ミオシン(およびHMMやS1)はコロジオンコート上に自発的に結合しスライド表面に固定される.ATP非存在下でアクチン線維はミオシン頭部と強く結合する.この性質によりアクチン線維をS1を介してスライド表面に固定した.さらに観察中でのタンパク質ペプチド鎖間の分離を防ぐためにグルタルアルデヒドによりペプチド鎖間を化学架橋した.
コロジオンコート面にミオシン頭部(S1)溶液を加えて1分待った.S1溶液を取り除き,標準Buffer(25 mM KCl, 25 mM HEPES (pH 7.4), 4 mM MgCl2)で十分にリンスした.蛍光標識アクチン線維(1 µg/mL,10 µL)を加えて,よくリンスした.固定液(標準Buffer+1%グルタルアルデヒド)を加えて10分待った.よくリンスした後に,還元剤を含んだ観察液(標準Buffer+0.1 M システアミン)を満たし,小さなカバーガラス(18 x 18 mm)で覆った.観察液を事前に真空機で脱気し,溶存酸素濃度を低くした.

7. 撮影

レーザーファイバー取付のコリメータ出口にNDフィルター(OD 1.5)を設置した.このフィルターをサーボモータにより移動させることで,NDの挿入,開放を切り替えた.サーボモータはArduinoにより制御させた.レーザー出力500 mWでNDフィルター挿入から撮影した.撮影のためのカメラにはDMK33UX287(The imaging source社)を用いた.露光時間は1/30秒で最大ゲイン47dBのうち35dBで撮影が可能であった.撮影範囲を256×256ピクセルとした.このとき1ピクセルは0.087 µmに相当する.モノクロ階調Y800(8 bits)またはY16(16 bits)で画像取得できるが,今回はY800とした.従来の蛍光像を撮影後,NDフィルターを開放にし,dSTORMを開始させた.6000フレームを取得した(3.3分).連続画像を無圧縮AVIファイルとして保存した.
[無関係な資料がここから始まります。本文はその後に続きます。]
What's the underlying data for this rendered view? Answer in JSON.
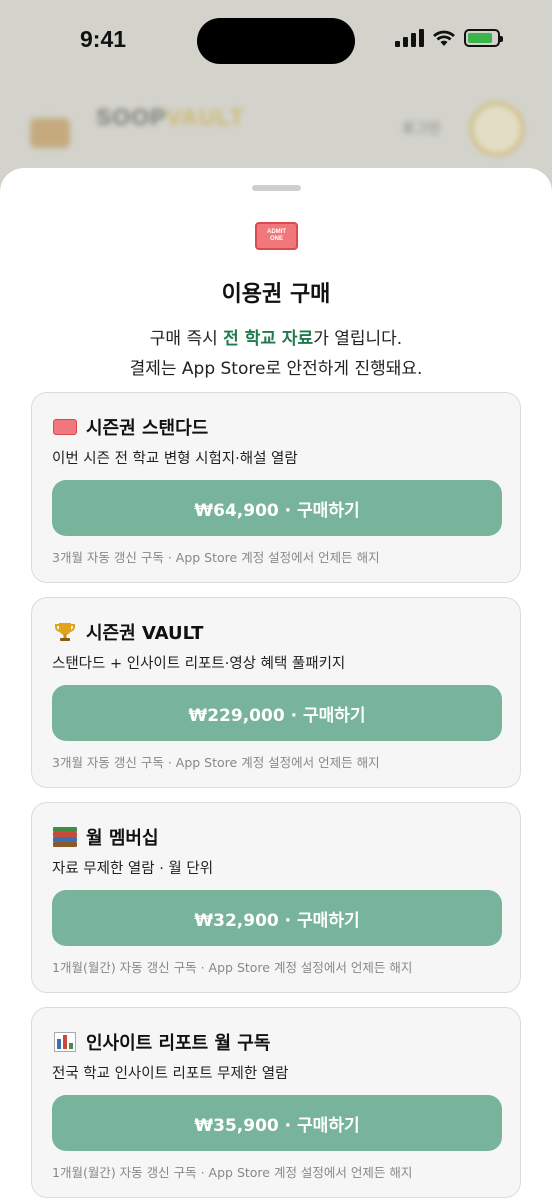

図5.dSTORM開始前とNDフィルター開放後の蛍光点滅


Visual C# により画像取得アプリを作成した.カメラの撮影に合わせてシリアル通信によりNDフィルターをサーボモータにより動作させた.通常の蛍光像を取得後,dSTORM条件で撮影しAVIファイルに保存する仕様とした.


図6.動画像取得アプリのインターフェイス

8. 超解像再構成

連続画像をImageJで開き,ThunderSTORMプラグイン(Martin Ovesný et al, Bioinformatics 30, 2389–2390, 2014)により超解像を再構築した.元画像の縦横8倍のピクセル数で画像を構築した.ドリフト補正もできる.再構成画像の輝度値は空間での点滅数の確率密度に相当する.アクチン線維像の線維横方向の密度分布から半値幅(FWHM = 2.35 ✕ 分布標準偏差)を求めた.最大値43 nm,最小値27 nm,平均値37 nmを得た.